Notes on malnegation

My posting of the 7th on miss not +Ving (as in I miss not getting the morning paper) has been getting a lot of views; at the moment, it’s #2 in number of views, behind only the long-standing top posting, on parts of the body. (Quite often, all the top ten postings in this regard have to do with sex or sexuality — but the “miss not” posting doesn’t.) At the same time, in looking at my files, I see an enormous number of postings on malnegation (or misnegation) — either overnegation (as apparently in this case) or undernegation (as apparently in could care less) — in Language Log and this blog (and also in some other linguablogs, for example Neal Whitman’s Literal-Minded blog), but no summary inventory of this material.

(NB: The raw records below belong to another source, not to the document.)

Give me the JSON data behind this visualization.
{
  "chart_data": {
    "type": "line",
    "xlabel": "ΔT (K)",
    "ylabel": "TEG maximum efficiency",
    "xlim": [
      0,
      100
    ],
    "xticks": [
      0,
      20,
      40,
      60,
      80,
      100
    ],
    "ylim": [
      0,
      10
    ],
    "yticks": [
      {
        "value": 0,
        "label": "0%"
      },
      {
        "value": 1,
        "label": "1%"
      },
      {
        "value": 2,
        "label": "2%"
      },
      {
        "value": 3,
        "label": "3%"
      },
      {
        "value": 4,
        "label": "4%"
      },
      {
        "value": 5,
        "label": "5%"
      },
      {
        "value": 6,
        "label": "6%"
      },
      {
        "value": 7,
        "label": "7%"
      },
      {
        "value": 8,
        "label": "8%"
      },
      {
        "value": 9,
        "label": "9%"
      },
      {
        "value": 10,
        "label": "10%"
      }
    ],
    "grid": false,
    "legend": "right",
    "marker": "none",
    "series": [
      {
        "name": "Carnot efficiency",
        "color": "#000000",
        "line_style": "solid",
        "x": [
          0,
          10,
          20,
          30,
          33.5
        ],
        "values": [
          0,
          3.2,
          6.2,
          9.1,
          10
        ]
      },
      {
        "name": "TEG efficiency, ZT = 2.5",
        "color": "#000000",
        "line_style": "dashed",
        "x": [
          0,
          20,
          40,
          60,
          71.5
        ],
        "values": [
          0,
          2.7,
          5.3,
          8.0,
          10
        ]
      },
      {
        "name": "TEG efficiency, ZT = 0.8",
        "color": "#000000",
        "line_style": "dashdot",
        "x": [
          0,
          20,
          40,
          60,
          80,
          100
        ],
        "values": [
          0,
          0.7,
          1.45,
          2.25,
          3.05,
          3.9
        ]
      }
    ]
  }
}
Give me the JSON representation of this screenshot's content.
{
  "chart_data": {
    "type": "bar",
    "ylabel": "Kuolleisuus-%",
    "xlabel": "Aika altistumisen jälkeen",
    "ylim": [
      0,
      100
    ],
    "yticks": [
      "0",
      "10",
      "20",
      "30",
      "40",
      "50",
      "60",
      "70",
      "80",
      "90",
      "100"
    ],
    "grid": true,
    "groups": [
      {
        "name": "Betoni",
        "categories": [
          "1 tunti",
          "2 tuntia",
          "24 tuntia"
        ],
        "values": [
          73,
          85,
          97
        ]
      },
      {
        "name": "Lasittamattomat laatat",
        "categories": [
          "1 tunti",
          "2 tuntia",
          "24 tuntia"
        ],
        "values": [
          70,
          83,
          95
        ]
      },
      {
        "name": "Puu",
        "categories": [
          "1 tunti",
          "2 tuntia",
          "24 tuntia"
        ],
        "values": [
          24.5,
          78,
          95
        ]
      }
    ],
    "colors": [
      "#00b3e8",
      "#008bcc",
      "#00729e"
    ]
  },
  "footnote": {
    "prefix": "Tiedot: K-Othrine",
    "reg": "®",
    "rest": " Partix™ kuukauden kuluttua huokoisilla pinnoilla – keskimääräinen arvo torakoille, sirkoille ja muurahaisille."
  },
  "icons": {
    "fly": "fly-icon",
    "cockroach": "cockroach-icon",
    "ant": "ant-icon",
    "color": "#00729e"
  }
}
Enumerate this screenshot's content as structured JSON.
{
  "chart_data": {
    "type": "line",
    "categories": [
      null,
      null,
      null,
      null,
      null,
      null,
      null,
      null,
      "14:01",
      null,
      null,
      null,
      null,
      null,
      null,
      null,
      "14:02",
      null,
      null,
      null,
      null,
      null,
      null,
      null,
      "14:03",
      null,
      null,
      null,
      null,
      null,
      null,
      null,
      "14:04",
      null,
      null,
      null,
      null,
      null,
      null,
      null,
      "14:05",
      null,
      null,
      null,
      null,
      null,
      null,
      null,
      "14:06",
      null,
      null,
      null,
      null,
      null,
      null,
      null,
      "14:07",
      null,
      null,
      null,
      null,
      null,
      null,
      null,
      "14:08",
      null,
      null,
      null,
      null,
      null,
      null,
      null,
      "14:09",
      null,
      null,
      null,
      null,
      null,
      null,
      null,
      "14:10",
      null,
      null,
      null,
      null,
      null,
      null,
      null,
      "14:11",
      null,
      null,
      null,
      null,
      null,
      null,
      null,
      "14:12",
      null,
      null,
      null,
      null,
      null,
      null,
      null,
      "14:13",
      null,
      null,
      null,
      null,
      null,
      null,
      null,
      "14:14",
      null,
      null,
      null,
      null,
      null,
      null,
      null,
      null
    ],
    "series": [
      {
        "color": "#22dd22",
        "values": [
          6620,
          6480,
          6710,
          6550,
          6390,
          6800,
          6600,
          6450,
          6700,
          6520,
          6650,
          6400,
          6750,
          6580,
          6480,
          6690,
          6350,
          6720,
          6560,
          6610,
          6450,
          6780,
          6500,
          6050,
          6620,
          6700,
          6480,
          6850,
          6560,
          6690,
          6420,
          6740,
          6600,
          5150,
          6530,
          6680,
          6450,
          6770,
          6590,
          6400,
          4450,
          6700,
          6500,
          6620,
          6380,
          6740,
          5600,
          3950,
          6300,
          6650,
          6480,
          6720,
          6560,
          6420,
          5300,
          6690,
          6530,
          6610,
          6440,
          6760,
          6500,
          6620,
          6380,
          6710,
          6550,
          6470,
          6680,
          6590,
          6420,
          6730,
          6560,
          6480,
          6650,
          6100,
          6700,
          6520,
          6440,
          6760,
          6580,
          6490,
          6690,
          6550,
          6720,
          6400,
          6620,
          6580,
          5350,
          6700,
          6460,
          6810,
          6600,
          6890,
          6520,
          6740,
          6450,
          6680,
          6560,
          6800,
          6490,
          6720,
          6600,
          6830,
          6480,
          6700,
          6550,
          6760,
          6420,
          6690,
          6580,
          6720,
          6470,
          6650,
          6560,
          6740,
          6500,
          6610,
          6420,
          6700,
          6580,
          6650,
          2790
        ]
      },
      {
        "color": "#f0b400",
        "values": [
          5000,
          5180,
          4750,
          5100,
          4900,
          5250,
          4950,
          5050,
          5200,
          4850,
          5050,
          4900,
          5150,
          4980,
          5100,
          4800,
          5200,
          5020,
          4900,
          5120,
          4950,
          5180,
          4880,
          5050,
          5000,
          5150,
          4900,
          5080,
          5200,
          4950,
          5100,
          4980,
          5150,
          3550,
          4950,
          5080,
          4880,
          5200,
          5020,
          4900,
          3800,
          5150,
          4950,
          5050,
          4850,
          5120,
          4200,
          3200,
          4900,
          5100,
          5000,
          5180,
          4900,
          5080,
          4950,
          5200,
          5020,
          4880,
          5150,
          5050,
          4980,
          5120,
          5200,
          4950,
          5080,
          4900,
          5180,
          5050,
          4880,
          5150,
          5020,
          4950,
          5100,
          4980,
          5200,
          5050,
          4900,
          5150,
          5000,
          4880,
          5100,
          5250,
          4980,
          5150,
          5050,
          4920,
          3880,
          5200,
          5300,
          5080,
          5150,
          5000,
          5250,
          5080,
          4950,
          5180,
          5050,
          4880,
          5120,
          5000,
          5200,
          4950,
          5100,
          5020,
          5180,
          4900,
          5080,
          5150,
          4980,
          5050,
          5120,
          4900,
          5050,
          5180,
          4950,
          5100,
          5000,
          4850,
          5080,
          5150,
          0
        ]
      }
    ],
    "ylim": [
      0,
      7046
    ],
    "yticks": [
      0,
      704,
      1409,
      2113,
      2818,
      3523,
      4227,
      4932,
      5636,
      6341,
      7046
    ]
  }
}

It turns out that preparing such an inventory would be quite a substantial task, for a number of reasons, including one that became clear to me when I looked at Facebook comments on my “miss not” posting.

My posting on miss not +Ving noted Mark Liberman’s arguments that such examples in current English are not  just inadvertent errors, but are instances of an idiom pattern, or small syntactic construction. The Facebook comments, in contrast, focused on the history of the pattern, in which some sort of inadvertent error almost surely played a role; one possibility is a fusion of miss Ving with regret not Ving.

The point here is that an account of the historical source is not the same thing as an account of the current system of the language. This is just a warning against the Etymological Fallacy for simple words, carried over to the case of larger patterns. Things are as they are now, not (necessarily) as they used to be. There’s now an idiom pattern miss not Ving, which is not “overnegated” (just as there’s an idiom pattern could care less, which is not “undernegated”).

To complicate things further, as in many other instances of linguistic change over time, the older variant just doesn’t disappear, poof, but coexists with the newer variant. So you can get things like:

After social life became much more formal, Harry realized that he missed not dressing for dinner.

I understand that with effort I could care less about vicious comments on my blog.

But these days, in both cases, the idiomatic (and superficially “misnegated”) interpretations are by far the dominant ones.

Linguablog postings on malnegation have all sorts of phenomena, from examples where people just get tangled up in levels of negation and commit inadvertent errors, to instances of innovative idioms, including cases in where errors and systematic innovations might coexist. So the idea of an inventory of malnegation phenomena is daunting indeed.